Le refus soudain de Donald Trump de signer le communiqué commun de la conférence du G7 n’est pas purement anecdotique : il renvoie à un climat nouveau et à des contradictions grandissantes entre les grands blocs économiques et politiques.
Le G7 a été créé en 1974-1975 dans un contexte de crise économique pour réunir -annuellement les plus grands États capitalistes de l’époque (États-Unis, Japon, Allemagne, France, Royaume-Uni, Italie, Canada). La Russie, intégrée en 1997, n’a plus été invitée depuis 2014 suite à l’annexion de la Crimée. Le G7 n’a jamais eu une grande importance pratique, mais il pouvait donner une impulsion à certains dossiers et, surtout, était un peu le symbole du fait que, malgré les turbulences, les grandes puissances n’étaient pas décidées à se lancer dans une guerre commerciale comme celle qui avait accentué la crise dans les années 1930.
« Domination par la concertation »
Ce refus, jusqu’à présent, de la guerre commerciale, renvoie à une donnée objective : l’internationalisation du capitalisme.
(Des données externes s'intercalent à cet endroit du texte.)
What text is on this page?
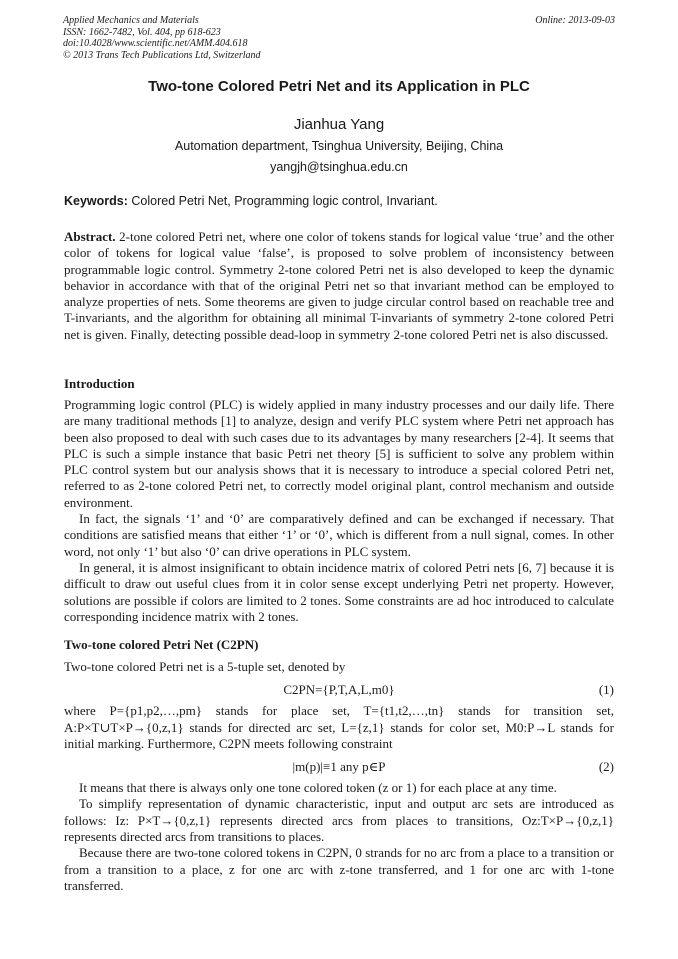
Applied Mechanics and Materials
ISSN: 1662-7482, Vol. 404, pp 618-623
doi:10.4028/www.scientific.net/AMM.404.618
© 2013 Trans Tech Publications Ltd, Switzerland
Online: 2013-09-03
Two-tone Colored Petri Net and its Application in PLC
Jianhua Yang
Automation department, Tsinghua University, Beijing, China
yangjh@tsinghua.edu.cn
Keywords: Colored Petri Net, Programming logic control, Invariant.

Abstract. 2-tone colored Petri net, where one color of tokens stands for logical value ‘true’ and the other color of tokens for logical value ‘false’, is proposed to solve problem of inconsistency between programmable logic control. Symmetry 2-tone colored Petri net is also developed to keep the dynamic behavior in accordance with that of the original Petri net so that invariant method can be employed to analyze properties of nets. Some theorems are given to judge circular control based on reachable tree and T-invariants, and the algorithm for obtaining all minimal T-invariants of symmetry 2-tone colored Petri net is given. Finally, detecting possible dead-loop in symmetry 2-tone colored Petri net is also discussed.

Introduction

Programming logic control (PLC) is widely applied in many industry processes and our daily life. There are many traditional methods [1] to analyze, design and verify PLC system where Petri net approach has been also proposed to deal with such cases due to its advantages by many researchers [2-4]. It seems that PLC is such a simple instance that basic Petri net theory [5] is sufficient to solve any problem within PLC control system but our analysis shows that it is necessary to introduce a special colored Petri net, referred to as 2-tone colored Petri net, to correctly model original plant, control mechanism and outside environment.

In fact, the signals ‘1’ and ‘0’ are comparatively defined and can be exchanged if necessary. That conditions are satisfied means that either ‘1’ or ‘0’, which is different from a null signal, comes. In other word, not only ‘1’ but also ‘0’ can drive operations in PLC system.

In general, it is almost insignificant to obtain incidence matrix of colored Petri nets [6, 7] because it is difficult to draw out useful clues from it in color sense except underlying Petri net property. However, solutions are possible if colors are limited to 2 tones. Some constraints are ad hoc introduced to calculate corresponding incidence matrix with 2 tones.

Two-tone colored Petri Net (C2PN)

Two-tone colored Petri net is a 5-tuple set, denoted by

C2PN={P,T,A,L,m0}	(1)

where P={p1,p2,…,pm} stands for place set, T={t1,t2,…,tn} stands for transition set, A:P×T∪T×P→{0,z,1} stands for directed arc set, L={z,1} stands for color set, M0:P→L stands for initial marking. Furthermore, C2PN meets following constraint

|m(p)|≡1 any p∈P	(2)

It means that there is always only one tone colored token (z or 1) for each place at any time.

To simplify representation of dynamic characteristic, input and output arc sets are introduced as follows: Iz: P×T→{0,z,1} represents directed arcs from places to transitions, Oz:T×P→{0,z,1} represents directed arcs from transitions to places.

Because there are two-tone colored tokens in C2PN, 0 strands for no arc from a place to a transition or from a transition to a place, z for one arc with z-tone transferred, and 1 for one arc with 1-tone transferred.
Les processus de production et de circulation des marchandises (et des capitaux) sont désormais organisés sur une base internationale. Pour accompagner cette évolution ont été mises en place des institutions économiques internationales (comme l’Organisation mondiale du commerce – OMC) et des accords commerciaux par grandes zones géographiques.
Première puissance mondiale, les États-Unis jouaient jusqu’à -aujourd’hui le jeu de la coopération, jugeant plus efficace de faire endosser par leurs alliés, de manière en apparence contractuelle, les solutions qui avaient leur préférence. D’autant que la coopération avait un volet militaire avec l’Otan, non démantelée au moment de la chute de l’URSS, et au contraire sans cesse élargie à des nouveaux membres.
Des paroles et des tweets
Cette année, dès avant le G7, Trump avait commencé à faire monter la température en annonçant des hausses des tarifs douaniers et, par ailleurs, en dénonçant des accords en négociation (comme le partenariat transpacifique avec des pays d’Asie) ou en menaçant de mettre fin à l’accord commercial avec le Mexique et le Canada. Dans le même temps, Trump prenait des décisions de politique étrangère contre l’avis de ses partenaires, comme la sortie de l’accord de Paris sur le climat ou la dénonciation de l’accord nucléaire avec l’Iran.
Lors de la réunion du G7, Trump a d’abord accepté de mauvaise grâce un communiqué qui ne l’engageait pas à grand chose. Puis, une fois parti, dans l’avion, il a envoyé un tweet pour annoncer qu’il retirait sa signature.
America first
La politique de Trump est une -réaction à un contexte international transformé où les États-Unis sont confrontés à une nouvelle superpuissance en montée rapide (la Chine), sont relativement affaiblis économiquement et doivent faire face à des formes diverses de contestation de leur politique. Dans une économie capitaliste mondiale à faible croissance, où la croissance du commerce mondial est ralentie, la concurrence est accrue. Trump en tire la conclusion qu’il ne sert à rien de s’encombrer des rites diplomatiques et des institutions internationales : l’Amérique doit pouvoir décider de ce qui est bon pour elle, vite, et sans s’encombrer des formes.
Au-delà des singeries de Trump, il apparaît que, pour les États-Unis, la période de la « domination par la concertation » va vers sa fin. Il s’agit de forcer l’Union européenne et le Japon à plier et, sans doute ensuite, d’essayer de négocier en position de force avec Chinois et Russes. Jusqu’où tout cela ira-t-il ? Que se passera-t-il après Trump (qui peut être réélu) ? Difficile de le dire à ce stade. Une chose est cependant à peu près claire : la montée des incertitudes sera un motif supplémentaire pour que les différentes bourgeoisies essaient de souder leur population derrière elles, renforcent l’austérité et augmentent les dépenses militaires.